As we move through the sections of Petrarchan, we accumulate details: pale hands and fragile wrists, the little silver key, the golden clasp, tiny silver bells, a heap of charms and unsightly pearl earrings, her beloved’s black winter coat. And as these details pile up, a narrative emerges. The golden clasp becomes a broken clasp, “which he sent to a nearby jeweler for repair.” Later, there is a “brief note from the jeweler, in which he told her that this trinket was shattered beyond repair.” Darling continues to demand that her reader be an active one; her reader must be willing to engage with and participate in the drama unfolding. We must piece together the fragments ourselves in order to “understand this house by the sea, its faultless architecture.”
There is also misdirection: We are referred to non-existent appendices, maps and elaborations. There is mention of a documentary that “follows a woman through of a session of psychoanalysis, in which she refers to the conscious mind as her ‘house by the sea.’ The film reveals her fictive ‘beloved’ as the source of this enduring euphoria.” A page later, a footnote references a late nineteenth-century novel “in which the heroine was known to fabricate mementos.” Perhaps the narrative is not a straightforward love story after all. Perhaps the clues and details do not add up. If our heroine is not to be trusted, can we rely on the evidence Darling’s footnotes offer up? What of “the photographic documents each of the tiny marks found at the back of her lustrous white neck” and the aforementioned note from the jeweler, confirming the existence of the broken clasp?

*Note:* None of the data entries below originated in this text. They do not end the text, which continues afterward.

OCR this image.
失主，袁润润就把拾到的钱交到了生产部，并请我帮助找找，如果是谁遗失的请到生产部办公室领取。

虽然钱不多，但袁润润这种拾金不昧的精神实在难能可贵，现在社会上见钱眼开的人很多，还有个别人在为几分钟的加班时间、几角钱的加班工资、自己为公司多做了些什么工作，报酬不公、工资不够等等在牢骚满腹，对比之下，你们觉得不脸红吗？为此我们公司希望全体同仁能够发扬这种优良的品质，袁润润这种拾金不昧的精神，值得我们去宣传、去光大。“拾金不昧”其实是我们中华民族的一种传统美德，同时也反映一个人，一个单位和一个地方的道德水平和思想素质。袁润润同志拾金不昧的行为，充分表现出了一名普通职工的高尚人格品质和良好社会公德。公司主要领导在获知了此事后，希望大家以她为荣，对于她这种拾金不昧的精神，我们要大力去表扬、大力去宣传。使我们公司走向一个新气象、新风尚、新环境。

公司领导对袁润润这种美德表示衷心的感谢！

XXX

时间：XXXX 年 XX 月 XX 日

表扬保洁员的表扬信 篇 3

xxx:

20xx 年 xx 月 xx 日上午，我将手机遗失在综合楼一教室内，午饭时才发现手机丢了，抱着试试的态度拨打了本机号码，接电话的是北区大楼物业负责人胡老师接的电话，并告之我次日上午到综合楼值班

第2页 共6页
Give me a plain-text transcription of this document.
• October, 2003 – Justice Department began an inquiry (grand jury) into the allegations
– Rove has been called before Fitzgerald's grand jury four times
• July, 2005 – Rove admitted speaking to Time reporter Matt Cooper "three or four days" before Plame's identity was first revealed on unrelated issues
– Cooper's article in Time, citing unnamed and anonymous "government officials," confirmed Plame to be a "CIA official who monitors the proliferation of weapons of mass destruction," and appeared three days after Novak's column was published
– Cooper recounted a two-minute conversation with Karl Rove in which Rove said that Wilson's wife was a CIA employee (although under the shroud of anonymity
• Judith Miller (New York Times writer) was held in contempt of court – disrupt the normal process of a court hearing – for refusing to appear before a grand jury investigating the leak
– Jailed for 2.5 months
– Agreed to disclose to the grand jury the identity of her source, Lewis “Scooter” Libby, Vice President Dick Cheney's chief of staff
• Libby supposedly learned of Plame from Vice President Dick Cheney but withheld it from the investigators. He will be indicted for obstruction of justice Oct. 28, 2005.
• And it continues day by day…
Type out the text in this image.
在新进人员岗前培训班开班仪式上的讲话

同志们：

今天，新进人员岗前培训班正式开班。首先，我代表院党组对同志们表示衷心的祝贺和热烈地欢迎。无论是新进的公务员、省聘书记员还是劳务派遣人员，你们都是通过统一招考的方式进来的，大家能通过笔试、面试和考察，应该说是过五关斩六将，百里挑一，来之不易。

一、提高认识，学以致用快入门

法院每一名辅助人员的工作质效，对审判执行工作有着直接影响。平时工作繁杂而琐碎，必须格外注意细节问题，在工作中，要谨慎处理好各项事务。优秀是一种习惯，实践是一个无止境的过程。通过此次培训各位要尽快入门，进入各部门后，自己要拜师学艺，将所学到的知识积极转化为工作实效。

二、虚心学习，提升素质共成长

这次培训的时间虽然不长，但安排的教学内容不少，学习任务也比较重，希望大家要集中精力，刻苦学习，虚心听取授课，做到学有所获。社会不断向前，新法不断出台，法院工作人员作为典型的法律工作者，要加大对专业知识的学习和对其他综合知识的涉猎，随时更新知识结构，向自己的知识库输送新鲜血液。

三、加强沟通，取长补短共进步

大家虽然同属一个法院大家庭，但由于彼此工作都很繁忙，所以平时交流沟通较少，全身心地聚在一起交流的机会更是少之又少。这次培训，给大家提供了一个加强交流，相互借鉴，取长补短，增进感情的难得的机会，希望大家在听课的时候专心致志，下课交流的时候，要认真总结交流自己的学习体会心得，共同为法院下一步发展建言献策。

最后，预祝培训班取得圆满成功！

I’m not sure it matters much what is real here and what is imagined. Like any true love story, this one is complicated. It’s only partially revealed to us; much of the narrative remains clouded in the white space above the footnotes. Function follows form here—we can only grasp certain pieces of information one at a time, and must move quickly onto the next, not necessarily related, piece of information. Much of my enjoyment in reading Darling comes from this setup of pacing that is at the same time fragmented and fast.
Petrarchan closes with the two appendices I mentioned up top, comprised entirely of found text from Petrarch’s sonnets. Here Darling abandons the shape of the rest of the book. Gone are the footnotes set below a near-empty white page. But she can’t quite bring herself to abandon white space entirely: The first appendix contains words and phrases set apart by white space, and the second appendix contains fewer words within its confounding sets of brackets than empty lines. Again, it’s what isn’t said that carries the most weight.